Wednesday, November 29, 2006
Thousands demand release of Israelis
Some headlines and summaries from JTA
Thousands demonstrated outside the European Commission in Brussels to demand the release of three Israeli soldiers kidnapped by terrorist groups.
Cpl. Gilad Shalit was kidnapped by a group of Palestinian gunmen that included members of the ruling Hamas faction in a June 25 cross-border raid from Gaza.
Reservists Eldad Regev and Ehud Goldwasser were taken by Hezbollah fighters in a July 12 cross-border attack that sparked a monthlong war.
Wednesday’s protest, organized by a coalition of Jewish organizations, was attended by members of the European Parliament.
“It was good to see that everyone is standing together behind one cause,” said Philippe Markiewicz, president of the Coordinating Committee of Jewish Organizations in Belgium.
Markiewicz added his hope that “this kind of a show of unity would only be necessary for positive things in the future.”
The Belgium Jewish community’s security organization estimated the turnout at 3,500 to 4,000 people.
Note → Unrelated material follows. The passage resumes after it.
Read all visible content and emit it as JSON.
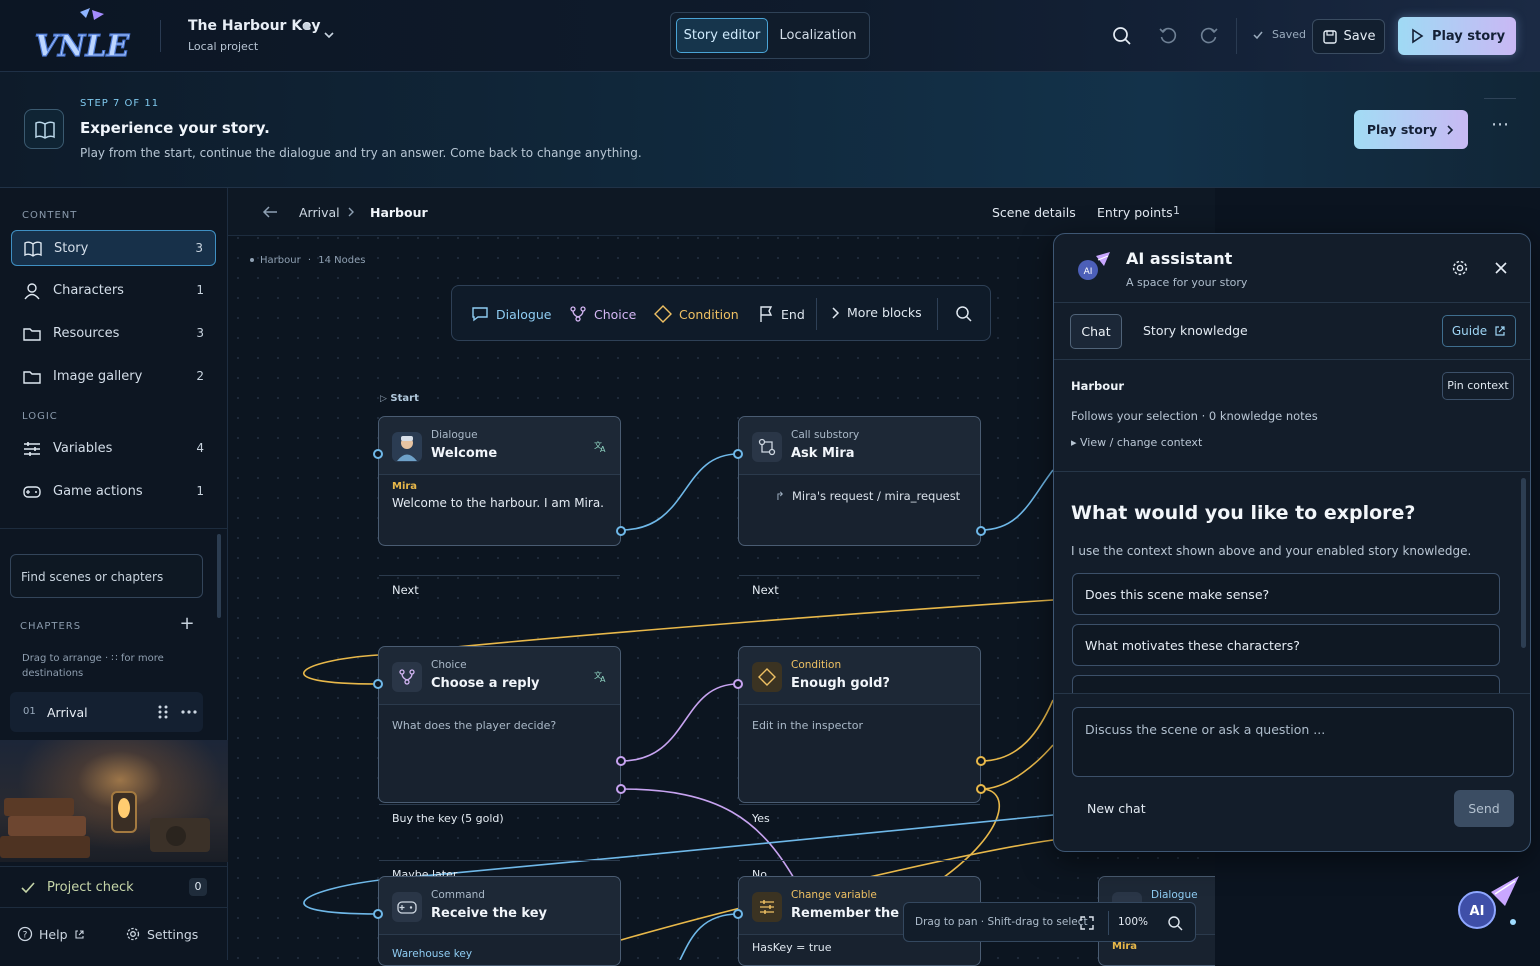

Avigdor Lieberman to Washington
Avigdor Lieberman, Israel’s minister for strategic planning, is visiting Washington.
Lieberman, whose Yisrael Beitenu Party joined Prime Minister Ehud Olmert’s government last month, will participate in a conference at the end of next week at the Brookings Institution’s Saban Center.
The conference, which is closed to the public, will include other top Israeli and U.S. officials.
Lieberman may meet separately with Bush administration officials.
He also is scheduled to meet with the Conference of Presidents of Major American Jewish Organizations early next week.
Lieberman is controversial because he has proposed subjecting Arab Israelis to loyalty tests and redrawing Israel’s borders to exclude many Israeli Arabs in the context of population swaps for Jewish settlers in the West Bank.
Judge strikes ban on terrorist funding
A California judge declared unconstitutional a 2001 presidential order blocking funds for terrorist groups, a decision that could affect funding for Hamas and Hezbollah.
Monday’s decision by Los Angeles District Court Judge Audrey Collins applies only to the Tamil Tigers and the Kurdistan Workers Party, or PKK.
Those parties were named in the case brought against the government by the Humanitarian Law Project, which wants to allow Americans to raise money for “lawful, nonviolent activities” by the groups, The Washington Post reported.
Alykhan Velshi, a lawyer with the Foundation for the Defense of Democracies, told JTA that the decision could have a “persuasive” influence on other cases.
Hundreds of terrorist groups, including Hamas, Hezbollah and their affiliates, have been banned from fund raising under the same law used by President Bush in his presidential order naming the PKK and the Tamil Tigers.
Velshi said his group would likely file an amicus brief if federal authorities appeal.
The foundation has lobbied for inclusion of Hezbollah affiliates on the terrorist list, arguing that allowing money to be raised for terrorists’ supposedly “nonviolent” activities is ludicrous.
Abdullah asked to probe Bush on overflights
Jordan’s king may raise Israeli violations of Lebanese airspace during talks with President Bush.
King Abdullah II is to host Bush on Wednesday at a Jordanian economic conference.
The office of Lebanese Prime Minister Fouad Siniora said he asked Abdullah to discuss with Bush the Israeli Air Force flights over his country that have continued despite the Aug. 14 cease-fire that ended Israel’s war with Hezbollah.
There was no immediate comment from Jordan.
Israel has said it needs the overflights to monitor arms smuggling to Hezbollah, itself a violation of the Lebanon truce.
Jordanian, Israeli towns sign river agreement
Israeli and Jordanian mayors signed an agreement to revive Jordan River tributaries.
The signatories last week were Jackie Levy of Beit Shean and Maoun Alloneh of Pella.
Efforts to revive the tributaries were written into the 1994 peace treaty between the nations, but there has been little progress.
“We came to the conclusion that the best way to solve the problems of this area was to let communities deal with each other directly while also involving key decision makers such as local municipal officials and mayors,” Munqeth Mehyar, the Jordanian chairman of Friends of the Earth Middle East, the group that set up the ceremony, told The Jordan Times.